There are 2 things that so far I'm not in love with, but aren't too big an issue

1) My size 12/13 foot seems to get caught under the forward pedal, while using the reverse, has made stopping backing up tricky a few times, luckily all in open areas doing loader work. I might cut some of the rubber off the forward petal. Now I wear crocs or big knee high water boots usually when in it, and neither are skinny, but I'd like another inch of room.

2) The shifting getting sticky sometimes, I have learned to rock back and forth lightly until I can easily move the shifter, but I just wish I didn't have to do that and it would just shift smoothly like it should.

Thats it, I love it otherwise!
 
   / Bridge 4's 2638 HST CAB B.S. and ?? Thread #33  
Hit 21 hours today. Have used it the last 3/4 hours dragging logs, lifting logs, and running in some deep mud.


I love this tractor.

Now I know someone else with a new open station 16something and they had their loader **** the bed, but I haven't had any issues except some sticky shifting at times *knocks on ALL the wood* I have ended up using it in a few ways I wouldn't have thought, like moving a 800 lb safe, building bridges and I'm sure one or two other things and I've been really happy every time I use it.
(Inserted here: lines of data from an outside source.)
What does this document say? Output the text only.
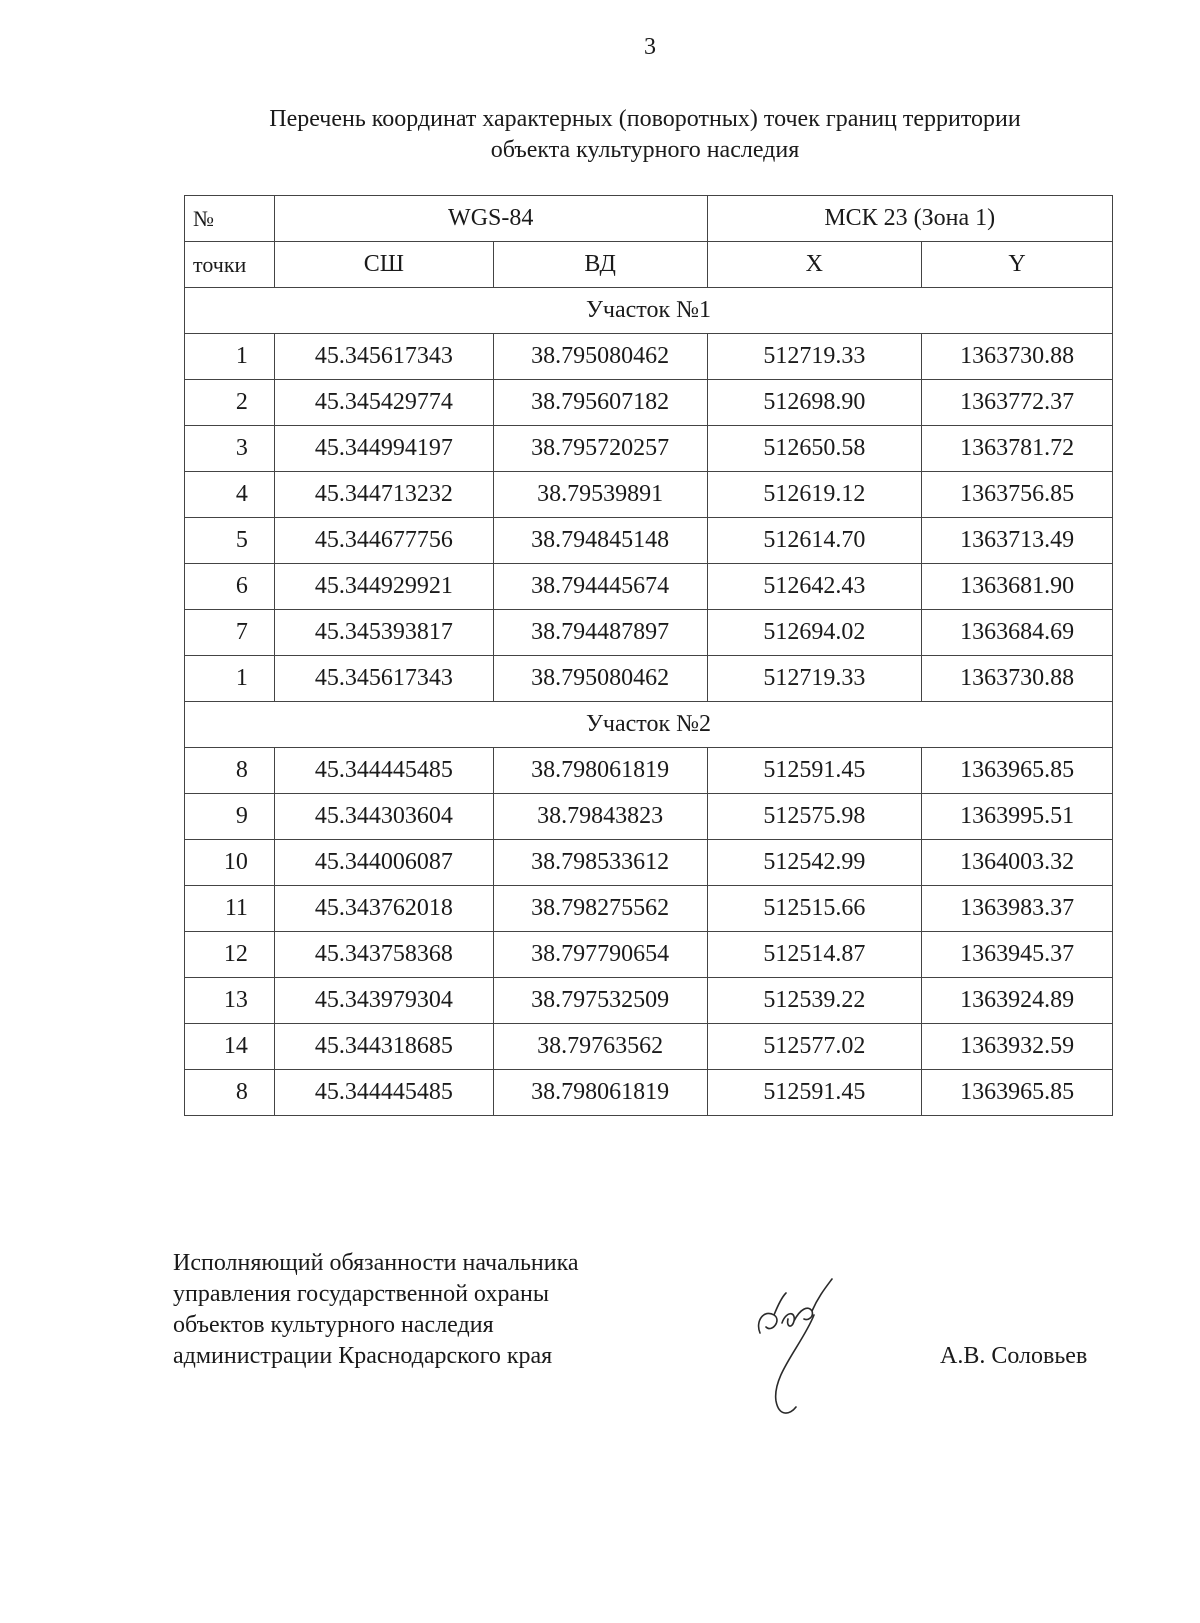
3
Перечень координат характерных (поворотных) точек границ территории
объекта культурного наследия
№	WGS-84		МСК 23 (Зона 1)	
точки	СШ	ВД	X	Y
Участок №1				
1	45.345617343	38.795080462	512719.33	1363730.88
2	45.345429774	38.795607182	512698.90	1363772.37
3	45.344994197	38.795720257	512650.58	1363781.72
4	45.344713232	38.79539891	512619.12	1363756.85
5	45.344677756	38.794845148	512614.70	1363713.49
6	45.344929921	38.794445674	512642.43	1363681.90
7	45.345393817	38.794487897	512694.02	1363684.69
1	45.345617343	38.795080462	512719.33	1363730.88
Участок №2				
8	45.344445485	38.798061819	512591.45	1363965.85
9	45.344303604	38.79843823	512575.98	1363995.51
10	45.344006087	38.798533612	512542.99	1364003.32
11	45.343762018	38.798275562	512515.66	1363983.37
12	45.343758368	38.797790654	512514.87	1363945.37
13	45.343979304	38.797532509	512539.22	1363924.89
14	45.344318685	38.79763562	512577.02	1363932.59
8	45.344445485	38.798061819	512591.45	1363965.85
Исполняющий обязанности начальника
управления государственной охраны
объектов культурного наследия
администрации Краснодарского края	А.В. Соловьев
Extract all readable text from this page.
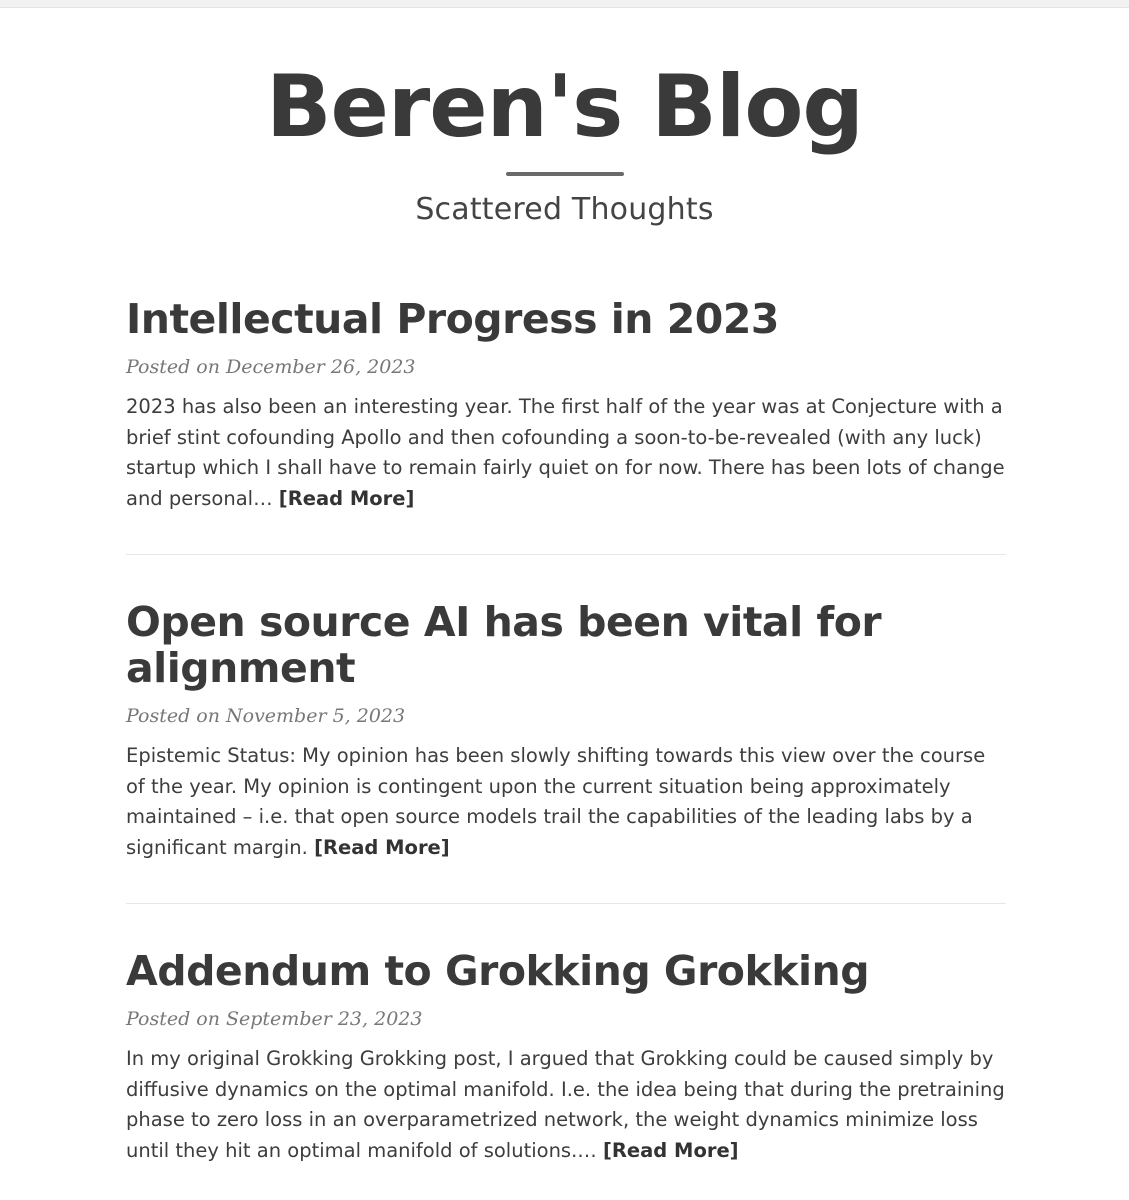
Beren's Blog
Scattered Thoughts
Intellectual Progress in 2023
Posted on December 26, 2023
2023 has also been an interesting year. The first half of the year was at Conjecture with a brief stint cofounding Apollo and then cofounding a soon-to-be-revealed (with any luck) startup which I shall have to remain fairly quiet on for now. There has been lots of change and personal… [Read More]
Open source AI has been vital for alignment
Posted on November 5, 2023
Epistemic Status: My opinion has been slowly shifting towards this view over the course of the year. My opinion is contingent upon the current situation being approximately maintained – i.e. that open source models trail the capabilities of the leading labs by a significant margin. [Read More]
Addendum to Grokking Grokking
Posted on September 23, 2023
In my original Grokking Grokking post, I argued that Grokking could be caused simply by diffusive dynamics on the optimal manifold. I.e. the idea being that during the pretraining phase to zero loss in an overparametrized network, the weight dynamics minimize loss until they hit an optimal manifold of solutions.… [Read More]
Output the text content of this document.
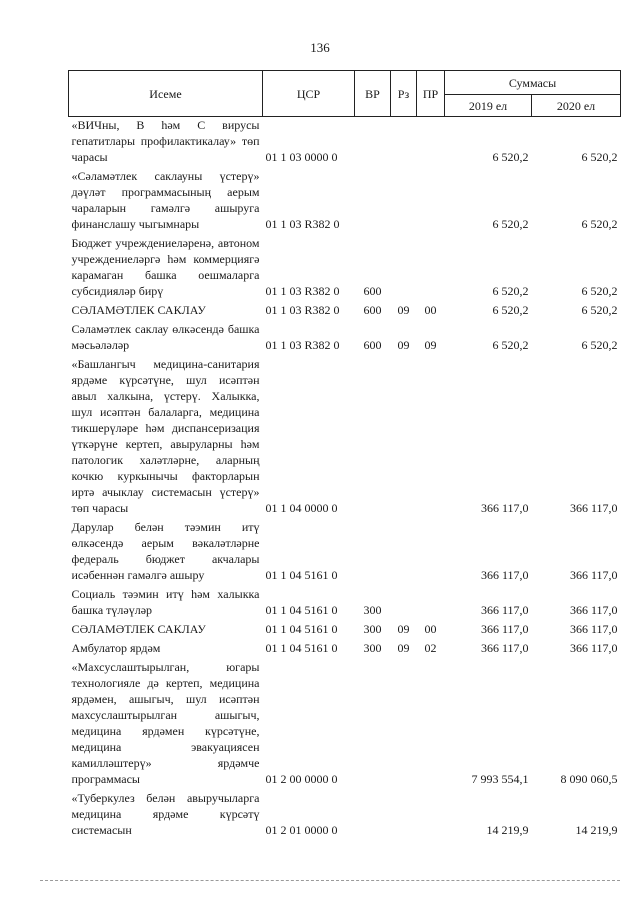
136
Исеме	ЦСР	ВР	Рз	ПР	Суммасы	
					2019 ел	2020 ел
«ВИЧны, В һәм С вирусы гепатитлары профилактикалау» төп чарасы	01 1 03 0000 0				6 520,2	6 520,2
«Сәламәтлек саклауны үстерү» дәүләт программасының аерым чараларын гамәлгә ашыруга финанслашу чыгымнары	01 1 03 R382 0				6 520,2	6 520,2
Бюджет учреждениеләренә, автоном учреждениеләргә һәм коммерциягә карамаган башка оешмаларга субсидияләр бирү	01 1 03 R382 0	600			6 520,2	6 520,2
СӘЛАМӘТЛЕК САКЛАУ	01 1 03 R382 0	600	09	00	6 520,2	6 520,2
Сәламәтлек саклау өлкәсендә башка мәсьәләләр	01 1 03 R382 0	600	09	09	6 520,2	6 520,2
«Башлангыч медицина-санитария ярдәме күрсәтүне, шул исәптән авыл халкына, үстерү. Халыкка, шул исәптән балаларга, медицина тикшерүләре һәм диспансеризация үткәрүне кертеп, авыруларны һәм патологик халәтләрне, аларның кочкю куркынычы факторларын иртә ачыклау системасын үстерү» төп чарасы	01 1 04 0000 0				366 117,0	366 117,0
Дарулар белән тәэмин итү өлкәсендә аерым вәкаләтләрне федераль бюджет акчалары исәбеннән гамәлгә ашыру	01 1 04 5161 0				366 117,0	366 117,0
Социаль тәэмин итү һәм халыкка башка түләүләр	01 1 04 5161 0	300			366 117,0	366 117,0
СӘЛАМӘТЛЕК САКЛАУ	01 1 04 5161 0	300	09	00	366 117,0	366 117,0
Амбулатор ярдәм	01 1 04 5161 0	300	09	02	366 117,0	366 117,0
«Махсуслаштырылган, югары технологияле дә кертеп, медицина ярдәмен, ашыгыч, шул исәптән махсуслаштырылган ашыгыч, медицина ярдәмен күрсәтүне, медицина эвакуациясен камилләштерү» ярдәмче программасы	01 2 00 0000 0				7 993 554,1	8 090 060,5
«Туберкулез белән авыручыларга медицина ярдәме күрсәтү системасын	01 2 01 0000 0				14 219,9	14 219,9
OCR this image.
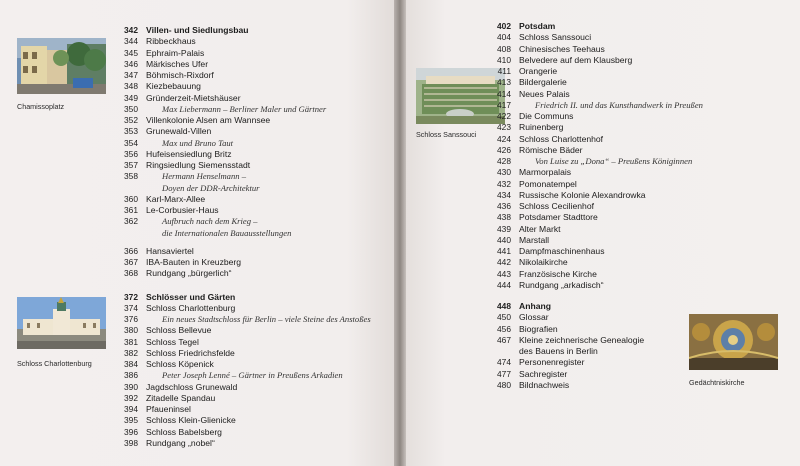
Chamissoplatz
Schloss Charlottenburg
342 Villen- und Siedlungsbau
344 Ribbeckhaus
345 Ephraim-Palais
346 Märkisches Ufer
347 Böhmisch-Rixdorf
348 Kiezbebauung
349 Gründerzeit-Mietshäuser
350	Max Liebermann – Berliner Maler und Gärtner
352 Villenkolonie Alsen am Wannsee
353 Grunewald-Villen
354	Max und Bruno Taut
356 Hufeisensiedlung Britz
357 Ringsiedlung Siemensstadt
358	Hermann Henselmann –
Doyen der DDR-Architektur
360 Karl-Marx-Allee
361 Le-Corbusier-Haus
362	Aufbruch nach dem Krieg –
die Internationalen Bauausstellungen
366 Hansaviertel
367 IBA-Bauten in Kreuzberg
368 Rundgang „bürgerlich“
372 Schlösser und Gärten
374 Schloss Charlottenburg
376	Ein neues Stadtschloss für Berlin – viele Steine des Anstoßes
380 Schloss Bellevue
381 Schloss Tegel
382 Schloss Friedrichsfelde
384 Schloss Köpenick
386	Peter Joseph Lenné – Gärtner in Preußens Arkadien
390 Jagdschloss Grunewald
392 Zitadelle Spandau
394 Pfaueninsel
395 Schloss Klein-Glienicke
396 Schloss Babelsberg
398 Rundgang „nobel“
Schloss Sanssouci
Gedächtniskirche
402 Potsdam
404 Schloss Sanssouci
408 Chinesisches Teehaus
410 Belvedere auf dem Klausberg
411 Orangerie
413 Bildergalerie
414 Neues Palais
417	Friedrich II. und das Kunsthandwerk in Preußen
422 Die Communs
423 Ruinenberg
424 Schloss Charlottenhof
426 Römische Bäder
428	Von Luise zu „Dona“ – Preußens Königinnen
430 Marmorpalais
432 Pomonatempel
434 Russische Kolonie Alexandrowka
436 Schloss Cecilienhof
438 Potsdamer Stadttore
439 Alter Markt
440 Marstall
441 Dampfmaschinenhaus
442 Nikolaikirche
443 Französische Kirche
444 Rundgang „arkadisch“
448 Anhang
450 Glossar
456 Biografien
467 Kleine zeichnerische Genealogie
des Bauens in Berlin
474 Personenregister
477 Sachregister
480 Bildnachweis
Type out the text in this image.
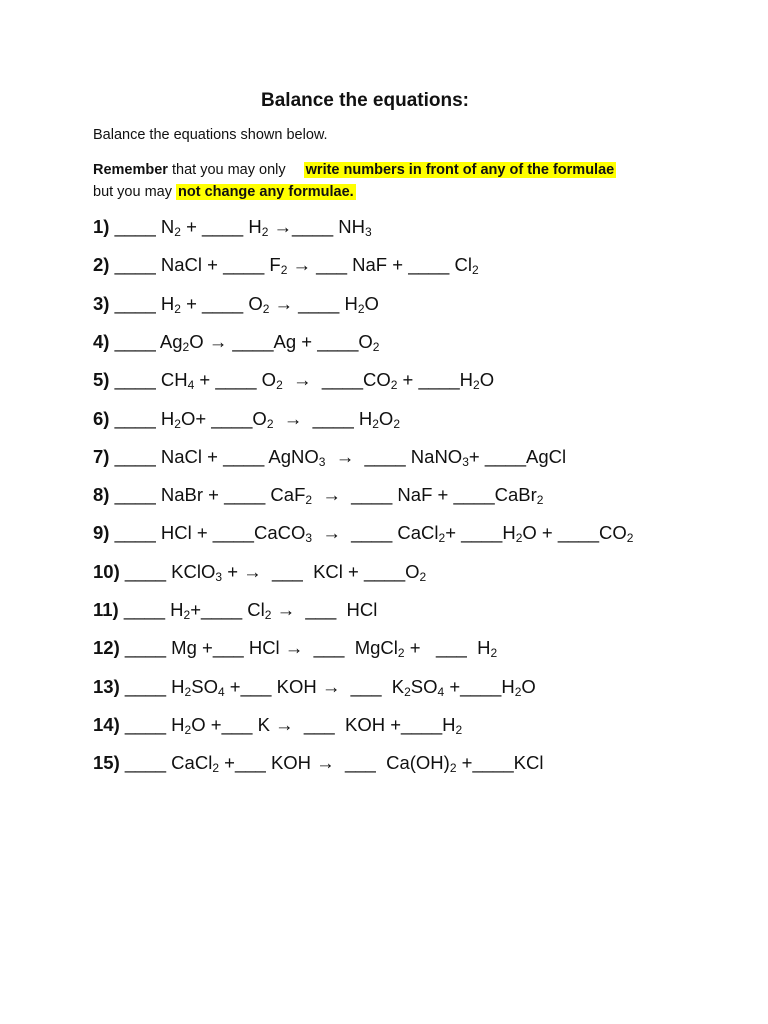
Balance the equations:
Balance the equations shown below.
Remember that you may only write numbers in front of any of the formulae
but you may not change any formulae.
1) ____ $N_2$ + ____ $H_2$ →____ $NH_3$
2) ____ NaCl + ____ $F_2$ → ___ NaF + ____ $Cl_2$
3) ____ $H_2$ + ____ $O_2$ → ____ $H_2O$
4) ____ $Ag_2O$ → ____Ag + $\_\_\_\_O_2$
5) ____ $CH_4$ + ____ $O_2$  →  $\_\_\_\_CO_2$ + $\_\_\_\_H_2O$
6) ____ $H_2O+$ $\_\_\_\_O_2$  →  ____ $H_2O_2$
7) ____ NaCl + ____ AgNO$_3$  →  ____ NaNO$_3$+ ____AgCl
8) ____ NaBr + ____ CaF$_2$  →  ____ NaF + ____CaBr$_2$
9) ____ HCl + ____CaCO$_3$  →  ____ CaCl$_2$+ $\_\_\_\_H_2O$ + $\_\_\_\_CO_2$
10) ____ KClO$_3$ + →  ___  KCl + $\_\_\_\_O_2$
11) ____ $H_2+\_\_\_\_$ $Cl_2$ →  ___  HCl
12) ____ Mg +___ HCl →  ___  MgCl$_2$ +   ___  $H_2$
13) ____ $H_2SO_4$ +___ KOH →  ___  $K_2SO_4$ $+\_\_\_\_H_2O$
14) ____ $H_2O$ +___ K →  ___  KOH $+\_\_\_\_H_2$
15) ____ CaCl$_2$ +___ KOH →  ___  $Ca(OH)_2$ +____KCl
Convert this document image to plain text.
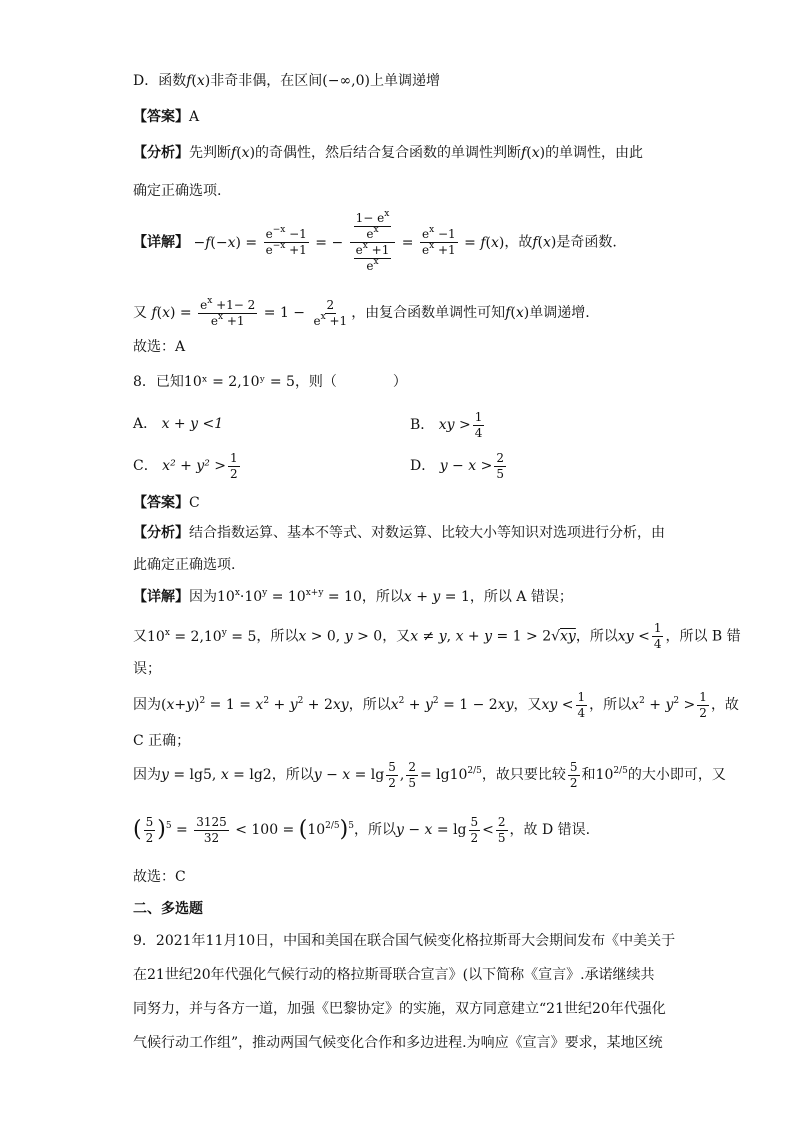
D．函数f(x)非奇非偶，在区间(−∞,0)上单调递增
【答案】A
【分析】先判断f(x)的奇偶性，然后结合复合函数的单调性判断f(x)的单调性，由此
确定正确选项.
【详解】 $-f(-x) = \frac{e^{-x} -1}{e^{-x} +1}$ = − $\frac{\frac{1- e^x}{e^x}}{\frac{e^x +1}{e^x}} = \frac{e^x -1}{e^x +1} = f(x)$，故f(x)是奇函数.
又 $f(x) = \frac{e^x +1- 2}{e^x +1} = 1 - \frac{2}{e^x +1}$ ，由复合函数单调性可知f(x)单调递增.
故选：A
8．已知10ˣ = 2,10ʸ = 5，则（　　　　）
A． x + y <1	B． xy > $\frac{1}{4}$
C． $x^2 + y^2 > \frac{1}{2}$	D． $y - x > \frac{2}{5}$
【答案】C
【分析】结合指数运算、基本不等式、对数运算、比较大小等知识对选项进行分析，由
此确定正确选项.
【详解】因为$10^x\cdot 10^y = 10^{x+y} = 10$，所以x + y = 1，所以 A 错误；
又$10^x = 2,10^y = 5$，所以x > 0, y > 0，又x ≠ y, x + y = 1 > 2√xy，所以xy < $\frac{1}{4}$ ，所以 B 错
误；
因为$(x+y)^2 = 1 = x^2 + y^2 + 2xy$，所以$x^2 + y^2 = 1 - 2xy$，又xy < $\frac{1}{4}$ ，所以$x^2 + y^2 > \frac{1}{2}$ ，故
C 正确；
因为y = lg5, x = lg2，所以$y - x = \lg \frac{5}{2}$ , $\frac{2}{5} = \lg 10^{2/5}$，故只要比较 $\frac{5}{2}$ 和$10^{2/5}$的大小即可，又
( $\frac{5}{2} )^5 = \frac{3125}{32} < 100 = (10^{2/5})^5$，所以$y - x = \lg \frac{5}{2} < \frac{2}{5}$ ，故 D 错误.
故选：C
二、多选题
9．2021年11月10日，中国和美国在联合国气候变化格拉斯哥大会期间发布《中美关于
在21世纪20年代强化气候行动的格拉斯哥联合宣言》(以下简称《宣言》.承诺继续共
同努力，并与各方一道，加强《巴黎协定》的实施，双方同意建立“21世纪20年代强化
气候行动工作组”，推动两国气候变化合作和多边进程.为响应《宣言》要求，某地区统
It was also nice to work the tractor like I was and with the new oil and coolant, never even hit 1/2 way on the temp gauge, it stays steady around 40% no matter what I have been doing. Very happy with these results as you get so much mixed advice, and I have never owned a tractor before.

I have a LP SB1064 and a SPL72 (snowblower and front snow push box) on order a few weeks ago, and am hoping those are ready for pick up when I get back from a vacation to the Grand Canyon the 3rd week of November. I am very excited to work this in the winter with the heated cab and upgraded speakers.

Might change out the front axle oil, I think I will get close to the 50 hours before snow season is up, and I have been using this in 4L pretty much exclusively, with quick bursts of 2H on the highway. The thought is, put some fresh oil in now, then in spring when I do a complete 50 hour service, just do all the fluids again. I know it's probably overkill...but I like the idea of filling up my tractor with all the freshest nicest liquids I can put in her, really spoil it if you would. Now again, might be stupid and not needed, but I sure don't think it can hurt?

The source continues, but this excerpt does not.